Ой, какие ж они были красивые! Розовенькие, с цветочками! Сначала Алла жаловалась, правда, что никак привыкнуть не может, так и хочется их вырвать с корнем. И неудобств масса возникла в жизни: невозможно ни застегивать цепочки, ни собирать сдачу-мелочь, ни хватать нашкодившую кошку за шкирку. И все же ее ногти очень даже производили впечатление! А теперь их нет. И у Аллы ногти, как у всех, коротко стриженные и подпиленные.
– Ой, да я б нарастила, – грустно опустив голову с большим горбатым носом (казалось, он тянет ее вниз), призналась Алла. – Но при нашей работе…

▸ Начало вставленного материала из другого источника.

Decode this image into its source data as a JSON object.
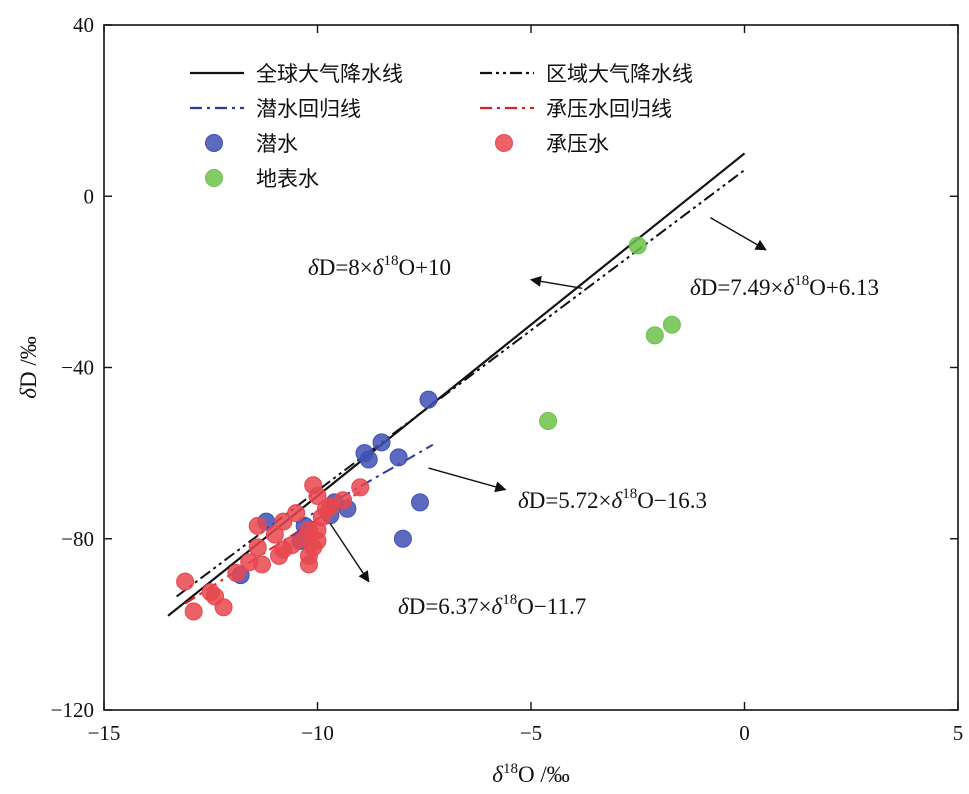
{
  "chart_data": {
    "type": "scatter",
    "xlabel": "δ¹⁸O /‰",
    "ylabel": "δD /‰",
    "xlim": [
      -15,
      5
    ],
    "ylim": [
      -120,
      40
    ],
    "xticks": [
      -15,
      -10,
      -5,
      0,
      5
    ],
    "yticks": [
      -120,
      -80,
      -40,
      0,
      40
    ],
    "xtick_labels": [
      "−15",
      "−10",
      "−5",
      "0",
      "5"
    ],
    "ytick_labels": [
      "−120",
      "−80",
      "−40",
      "0",
      "40"
    ],
    "grid": false,
    "legend_position": "top",
    "series": [
      {
        "name": "潜水",
        "kind": "points",
        "color": "#3f51b5",
        "points": [
          [
            -7.4,
            -47.5
          ],
          [
            -8.5,
            -57.5
          ],
          [
            -8.9,
            -60
          ],
          [
            -8.8,
            -61.5
          ],
          [
            -8.1,
            -61
          ],
          [
            -7.6,
            -71.5
          ],
          [
            -8.0,
            -80
          ],
          [
            -9.3,
            -73
          ],
          [
            -9.6,
            -71.5
          ],
          [
            -9.7,
            -74.5
          ],
          [
            -10.3,
            -77
          ],
          [
            -10.4,
            -80.5
          ],
          [
            -11.2,
            -76
          ],
          [
            -11.8,
            -88.5
          ]
        ]
      },
      {
        "name": "承压水",
        "kind": "points",
        "color": "#e8474e",
        "points": [
          [
            -13.1,
            -90
          ],
          [
            -12.9,
            -97
          ],
          [
            -12.5,
            -92.5
          ],
          [
            -12.4,
            -93.5
          ],
          [
            -12.2,
            -96
          ],
          [
            -11.9,
            -88
          ],
          [
            -11.6,
            -85.5
          ],
          [
            -11.3,
            -86
          ],
          [
            -11.4,
            -82
          ],
          [
            -11.4,
            -77
          ],
          [
            -11.0,
            -79
          ],
          [
            -10.9,
            -84
          ],
          [
            -10.8,
            -82.5
          ],
          [
            -10.8,
            -76
          ],
          [
            -10.6,
            -81.5
          ],
          [
            -10.5,
            -74
          ],
          [
            -10.3,
            -80
          ],
          [
            -10.2,
            -78
          ],
          [
            -10.2,
            -84
          ],
          [
            -10.1,
            -82
          ],
          [
            -10.0,
            -80.5
          ],
          [
            -10.0,
            -78
          ],
          [
            -10.1,
            -67.5
          ],
          [
            -10.0,
            -70
          ],
          [
            -9.9,
            -75
          ],
          [
            -9.8,
            -73
          ],
          [
            -9.7,
            -72.5
          ],
          [
            -9.4,
            -71
          ],
          [
            -9.0,
            -68
          ],
          [
            -10.2,
            -86
          ]
        ]
      },
      {
        "name": "地表水",
        "kind": "points",
        "color": "#6cc24a",
        "points": [
          [
            -2.5,
            -11.5
          ],
          [
            -2.1,
            -32.5
          ],
          [
            -1.7,
            -30
          ],
          [
            -4.6,
            -52.5
          ]
        ]
      },
      {
        "name": "全球大气降水线",
        "kind": "line",
        "color": "#111111",
        "dash": "solid",
        "slope": 8,
        "intercept": 10,
        "x_range": [
          -13.5,
          0
        ]
      },
      {
        "name": "区域大气降水线",
        "kind": "line",
        "color": "#111111",
        "dash": "dash-dot-dot",
        "slope": 7.49,
        "intercept": 6.13,
        "x_range": [
          -13.3,
          0
        ]
      },
      {
        "name": "潜水回归线",
        "kind": "line",
        "color": "#2a3a9e",
        "dash": "dash-dot",
        "slope": 5.72,
        "intercept": -16.3,
        "x_range": [
          -10.5,
          -7.3
        ]
      },
      {
        "name": "承压水回归线",
        "kind": "line",
        "color": "#e02020",
        "dash": "dash-dot",
        "slope": 6.37,
        "intercept": -11.7,
        "x_range": [
          -13.1,
          -9.0
        ]
      }
    ],
    "annotations": [
      {
        "text_parts": [
          "δ",
          "D=8×",
          "δ",
          "18",
          "O+10"
        ],
        "arrow_to": [
          -5.0,
          -19.5
        ],
        "arrow_from": [
          -3.8,
          -21.5
        ]
      },
      {
        "text_parts": [
          "δ",
          "D=7.49×",
          "δ",
          "18",
          "O+6.13"
        ],
        "arrow_to": [
          0.5,
          -12.5
        ],
        "arrow_from": [
          -0.8,
          -5.0
        ]
      },
      {
        "text_parts": [
          "δ",
          "D=5.72×",
          "δ",
          "18",
          "O−16.3"
        ],
        "arrow_to": [
          -5.6,
          -68.5
        ],
        "arrow_from": [
          -7.4,
          -63.5
        ]
      },
      {
        "text_parts": [
          "δ",
          "D=6.37×",
          "δ",
          "18",
          "O−11.7"
        ],
        "arrow_to": [
          -8.8,
          -90.0
        ],
        "arrow_from": [
          -9.7,
          -76.5
        ]
      }
    ]
  }
}
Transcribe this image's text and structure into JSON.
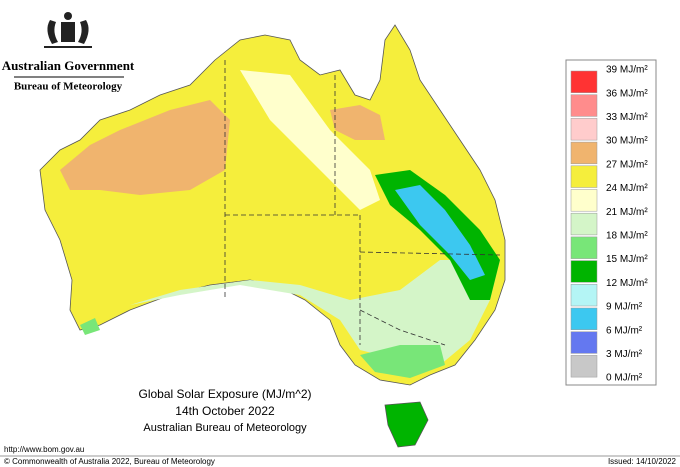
{
  "header": {
    "government": "Australian Government",
    "agency": "Bureau of Meteorology"
  },
  "map": {
    "title": "Global Solar Exposure (MJ/m^2)",
    "date": "14th October 2022",
    "credit": "Australian Bureau of Meteorology"
  },
  "legend": {
    "labels": [
      "39 MJ/m²",
      "36 MJ/m²",
      "33 MJ/m²",
      "30 MJ/m²",
      "27 MJ/m²",
      "24 MJ/m²",
      "21 MJ/m²",
      "18 MJ/m²",
      "15 MJ/m²",
      "12 MJ/m²",
      "9 MJ/m²",
      "6 MJ/m²",
      "3 MJ/m²",
      "0 MJ/m²"
    ],
    "colors": [
      "#ff3333",
      "#ff8c8c",
      "#ffcccc",
      "#f0b46e",
      "#f5ee3c",
      "#ffffcc",
      "#d4f5c8",
      "#78e678",
      "#00b400",
      "#b4f5f5",
      "#3cc8f0",
      "#6478f0",
      "#c8c8c8"
    ]
  },
  "footer": {
    "url": "http://www.bom.gov.au",
    "copyright": "© Commonwealth of Australia 2022, Bureau of Meteorology",
    "issued": "Issued: 14/10/2022"
  }
}
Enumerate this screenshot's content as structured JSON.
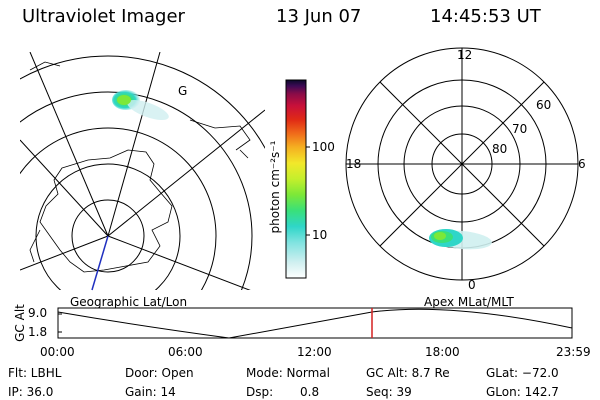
{
  "header": {
    "title": "Ultraviolet Imager",
    "date": "13 Jun 07",
    "time": "14:45:53 UT"
  },
  "left_map": {
    "label": "Geographic Lat/Lon",
    "marker": "G"
  },
  "right_polar": {
    "label": "Apex MLat/MLT",
    "mlt_labels": {
      "top": "12",
      "left": "18",
      "right": "6",
      "bottom": "0"
    },
    "mlat_labels": [
      "60",
      "70",
      "80"
    ]
  },
  "colorbar": {
    "unit_label": "photon cm⁻²s⁻¹",
    "ticks": [
      "100",
      "10"
    ]
  },
  "orbit_plot": {
    "ylabel": "GC Alt",
    "yticks": [
      "9.0",
      "1.8"
    ],
    "xticks": [
      "00:00",
      "06:00",
      "12:00",
      "18:00",
      "23:59"
    ]
  },
  "info": {
    "row1": {
      "flt": "Flt: LBHL",
      "door": "Door: Open",
      "mode": "Mode: Normal",
      "gcalt": "GC Alt: 8.7 Re",
      "glat": "GLat: −72.0"
    },
    "row2": {
      "ip": "IP: 36.0",
      "gain": "Gain: 14",
      "dsp_label": "Dsp:",
      "dsp_value": "0.8",
      "seq": "Seq: 39",
      "glon": "GLon: 142.7"
    }
  },
  "colors": {
    "colorbar": [
      "#ffffff",
      "#cfeff0",
      "#7fe3e0",
      "#2fd6c8",
      "#39e07a",
      "#7ce838",
      "#c4ef2c",
      "#f2e82a",
      "#f5b021",
      "#f06b1a",
      "#e02a15",
      "#c8103a",
      "#8a0c48",
      "#3d0a55",
      "#0a0a2a"
    ],
    "orbit_marker": "#d42020",
    "satellite_line": "#2030c0"
  }
}
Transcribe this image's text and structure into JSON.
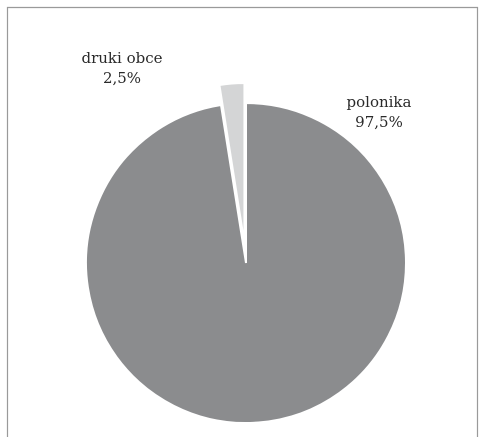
{
  "chart_data": {
    "type": "pie",
    "title": "",
    "slices": [
      {
        "name": "polonika",
        "value": 97.5,
        "value_label": "97,5%",
        "color": "#8b8c8e",
        "exploded": false
      },
      {
        "name": "druki obce",
        "value": 2.5,
        "value_label": "2,5%",
        "color": "#d4d5d6",
        "exploded": true
      }
    ],
    "start_angle_deg": 0,
    "direction": "clockwise",
    "border_color": "#9a9a9a",
    "separator_color": "#ffffff"
  }
}
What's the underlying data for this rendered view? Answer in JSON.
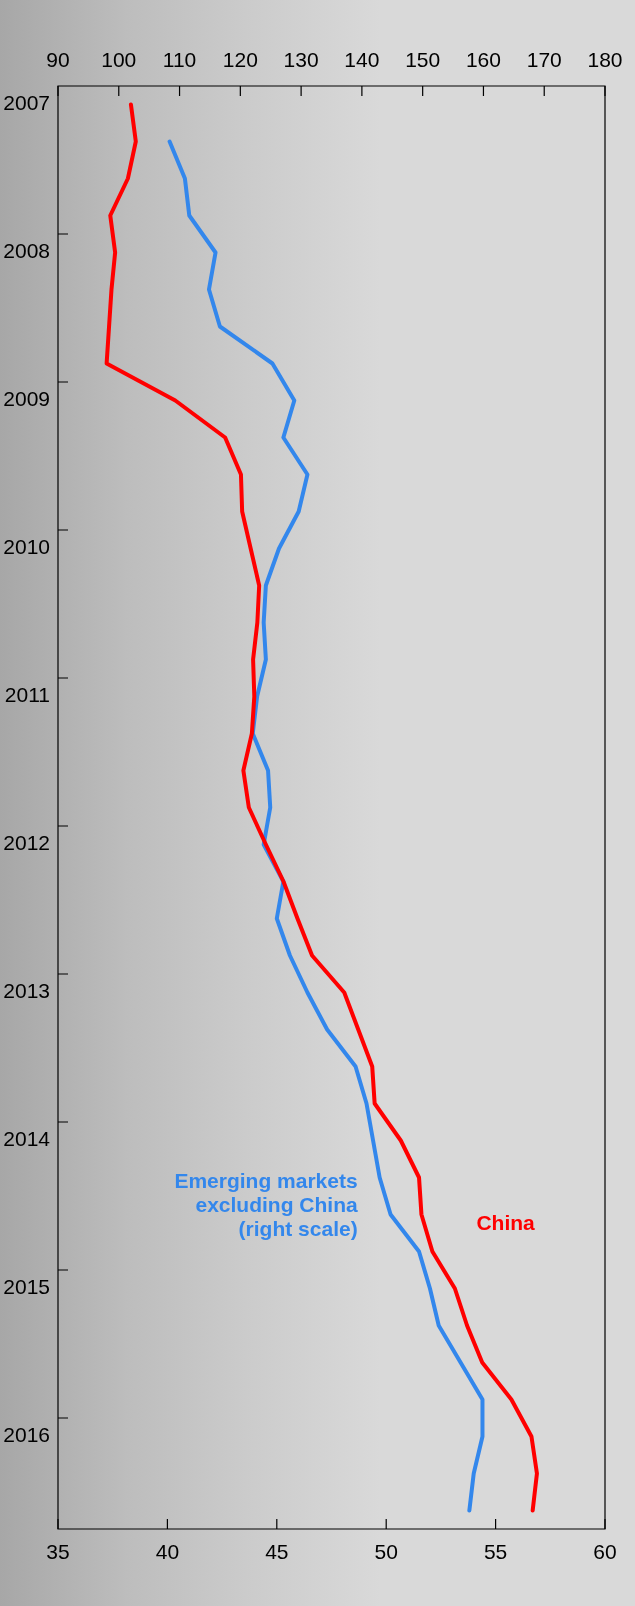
{
  "chart_data": {
    "type": "line",
    "orientation": "horizontal",
    "categories": [
      "2007",
      null,
      null,
      null,
      "2008",
      null,
      null,
      null,
      "2009",
      null,
      null,
      null,
      "2010",
      null,
      null,
      null,
      "2011",
      null,
      null,
      null,
      "2012",
      null,
      null,
      null,
      "2013",
      null,
      null,
      null,
      "2014",
      null,
      null,
      null,
      "2015",
      null,
      null,
      null,
      "2016",
      null,
      null
    ],
    "series": [
      {
        "name": "China",
        "color": "#ff0000",
        "axis": "x2",
        "values": [
          102.0,
          102.8,
          101.5,
          98.6,
          99.4,
          98.8,
          98.4,
          98.0,
          109.3,
          117.5,
          120.1,
          120.3,
          121.7,
          123.1,
          122.8,
          122.1,
          122.3,
          121.9,
          120.5,
          121.4,
          124.2,
          127.1,
          129.4,
          131.8,
          137.1,
          139.4,
          141.7,
          142.1,
          146.4,
          149.4,
          149.8,
          151.6,
          155.3,
          157.3,
          159.8,
          164.6,
          167.9,
          168.8,
          168.1
        ]
      },
      {
        "name": "Emerging markets excluding China (right scale)",
        "color": "#3387ec",
        "values": [
          null,
          40.1,
          40.8,
          41.0,
          42.2,
          41.9,
          42.4,
          44.8,
          45.8,
          45.3,
          46.4,
          46.0,
          45.1,
          44.5,
          44.4,
          44.5,
          44.1,
          43.9,
          44.6,
          44.7,
          44.4,
          45.3,
          45.0,
          45.6,
          46.4,
          47.3,
          48.6,
          49.1,
          49.4,
          49.7,
          50.2,
          51.5,
          52.0,
          52.4,
          53.4,
          54.4,
          54.4,
          54.0,
          53.8
        ]
      }
    ],
    "xlim": [
      35,
      60
    ],
    "xticks": [
      35,
      40,
      45,
      50,
      55,
      60
    ],
    "x2lim": [
      90,
      180
    ],
    "x2ticks": [
      90,
      100,
      110,
      120,
      130,
      140,
      150,
      160,
      170,
      180
    ]
  }
}
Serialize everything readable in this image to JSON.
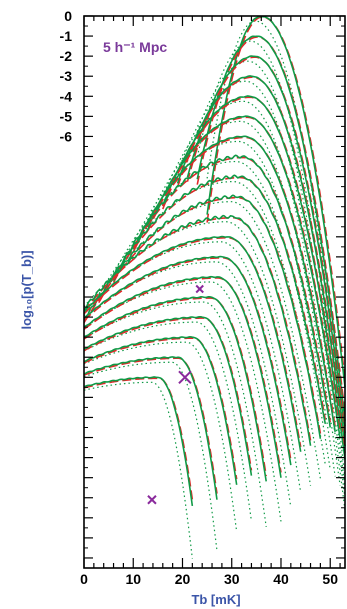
{
  "chart_data": {
    "type": "line",
    "title": "",
    "annotation": "5 h⁻¹ Mpc",
    "xlabel": "Tb [mK]",
    "ylabel": "log₁₀[p(T_b)]",
    "xlim": [
      0,
      53
    ],
    "ylim": [
      -27.5,
      0
    ],
    "y_tick_labels_shown": [
      "0",
      "-1",
      "-2",
      "-3",
      "-4",
      "-5",
      "-6"
    ],
    "x_tick_labels": [
      "0",
      "10",
      "20",
      "30",
      "40",
      "50"
    ],
    "grid": false,
    "legend": "none",
    "notes": "19 pairs of curves offset vertically by 1 each; green solid = simulation, red dashed = model, green dotted = secondary. Three purple x markers.",
    "colors": {
      "solid": "#0f9a46",
      "dashed": "#e02828",
      "marker": "#8a2a9c",
      "annotation": "#7a3a9a",
      "axis_title": "#3b55a8"
    },
    "series": [
      {
        "offset": 0,
        "peak_x": 36.0,
        "sigma_left": 3.5,
        "sigma_right": 5.0,
        "x_start": 25.0,
        "x_end": 53.0
      },
      {
        "offset": 1,
        "peak_x": 35.0,
        "sigma_left": 4.5,
        "sigma_right": 5.2,
        "x_start": 23.0,
        "x_end": 53.0
      },
      {
        "offset": 2,
        "peak_x": 34.5,
        "sigma_left": 5.5,
        "sigma_right": 5.4,
        "x_start": 21.0,
        "x_end": 53.0
      },
      {
        "offset": 3,
        "peak_x": 34.0,
        "sigma_left": 6.5,
        "sigma_right": 5.6,
        "x_start": 19.0,
        "x_end": 53.0
      },
      {
        "offset": 4,
        "peak_x": 33.5,
        "sigma_left": 7.5,
        "sigma_right": 5.8,
        "x_start": 16.0,
        "x_end": 53.0
      },
      {
        "offset": 5,
        "peak_x": 33.0,
        "sigma_left": 8.5,
        "sigma_right": 6.0,
        "x_start": 13.0,
        "x_end": 52.0
      },
      {
        "offset": 6,
        "peak_x": 32.5,
        "sigma_left": 9.5,
        "sigma_right": 6.1,
        "x_start": 10.0,
        "x_end": 51.0
      },
      {
        "offset": 7,
        "peak_x": 32.0,
        "sigma_left": 10.5,
        "sigma_right": 6.2,
        "x_start": 6.0,
        "x_end": 50.0
      },
      {
        "offset": 8,
        "peak_x": 31.5,
        "sigma_left": 11.5,
        "sigma_right": 6.3,
        "x_start": 3.0,
        "x_end": 49.0
      },
      {
        "offset": 9,
        "peak_x": 31.0,
        "sigma_left": 12.5,
        "sigma_right": 6.2,
        "x_start": 0.0,
        "x_end": 48.0
      },
      {
        "offset": 10,
        "peak_x": 30.0,
        "sigma_left": 14.0,
        "sigma_right": 6.0,
        "x_start": 0.0,
        "x_end": 46.0
      },
      {
        "offset": 11,
        "peak_x": 29.0,
        "sigma_left": 15.0,
        "sigma_right": 5.8,
        "x_start": 0.0,
        "x_end": 44.0
      },
      {
        "offset": 12,
        "peak_x": 28.0,
        "sigma_left": 16.0,
        "sigma_right": 5.5,
        "x_start": 0.0,
        "x_end": 42.0
      },
      {
        "offset": 13,
        "peak_x": 27.0,
        "sigma_left": 17.0,
        "sigma_right": 5.2,
        "x_start": 0.0,
        "x_end": 40.0
      },
      {
        "offset": 14,
        "peak_x": 25.5,
        "sigma_left": 18.0,
        "sigma_right": 4.8,
        "x_start": 0.0,
        "x_end": 37.0
      },
      {
        "offset": 15,
        "peak_x": 24.0,
        "sigma_left": 19.0,
        "sigma_right": 4.5,
        "x_start": 0.0,
        "x_end": 34.0
      },
      {
        "offset": 16,
        "peak_x": 22.0,
        "sigma_left": 20.0,
        "sigma_right": 4.2,
        "x_start": 0.0,
        "x_end": 31.0
      },
      {
        "offset": 17,
        "peak_x": 19.0,
        "sigma_left": 21.0,
        "sigma_right": 3.8,
        "x_start": 0.0,
        "x_end": 27.0
      },
      {
        "offset": 18,
        "peak_x": 15.0,
        "sigma_left": 22.0,
        "sigma_right": 3.5,
        "x_start": 0.0,
        "x_end": 22.0
      }
    ],
    "markers": [
      {
        "x": 23.5,
        "y": -13.6,
        "size": "small"
      },
      {
        "x": 20.5,
        "y": -18.0,
        "size": "large"
      },
      {
        "x": 13.8,
        "y": -24.1,
        "size": "medium"
      }
    ]
  }
}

Все понимающе кивают. Работа… да!
В каждой работе есть своя форма кокетства. Стоять среди окровавленных кусков мяса в окровавленном халате – от этого любая женщина взвоет. Поэтому ищут, чем похвалиться. А форменные пилотки не любят в рынке, потому что они мешают продемонстрировать прическу или парик. Платье красивое завистливому взору товарок не предъявишь, ну, так в духах изощряются, духами пытаются забить этот запах неотвязный, прилипчивый, особенный, специфицкий, так сказать, – запах мяса, запах рынка. Драгоценностей в ушах и на шее навешано – ни в сказке сказать, ни пером описать. Перстни-кольца… Ногти, разукрашенные немыслимым лаком или, как были у Алки, нарощенные. Но на большинстве продавщических ручек все же перчатки. Или латексные, тонкие, которых не напасешься, потому что рвутся, или хлопчатые, которых тоже не напасешься, потому что кровавятся быстро, грязнятся, засаливаются и выглядят неопрятно. А мясо – товар чистый, это же еда, так что все должно быть чин чинарем. Но… между нами говоря, точно так же можно о мясе сказать, что это очень грязный товар. Гнилой! Именно гнилой, будь оно самое тебе парное-перепарное, самое свежее-пересвежее! И бизнес этот – гнилой. У тех, кто им занимается, ногти гниют. Называется эта болезнь кандидоз. А еще развивается дистрофия ногтей. А еще ножами острыми часто режешься. С рубщиками бывает – рубятся они… Опасная, короче, работа.
Вчера, когда Люба ходила маникюр делать, ей все казалось, что маникюрша на ее ногти подозрительно косится, хотя у нее руки пока в порядке. Но вот на что она точно посматривала без всякого удовольствия, это на Любины распаренные ноги. Зато теперь ножки у нее – закачаешься! Не страшно общаться с фетишистами.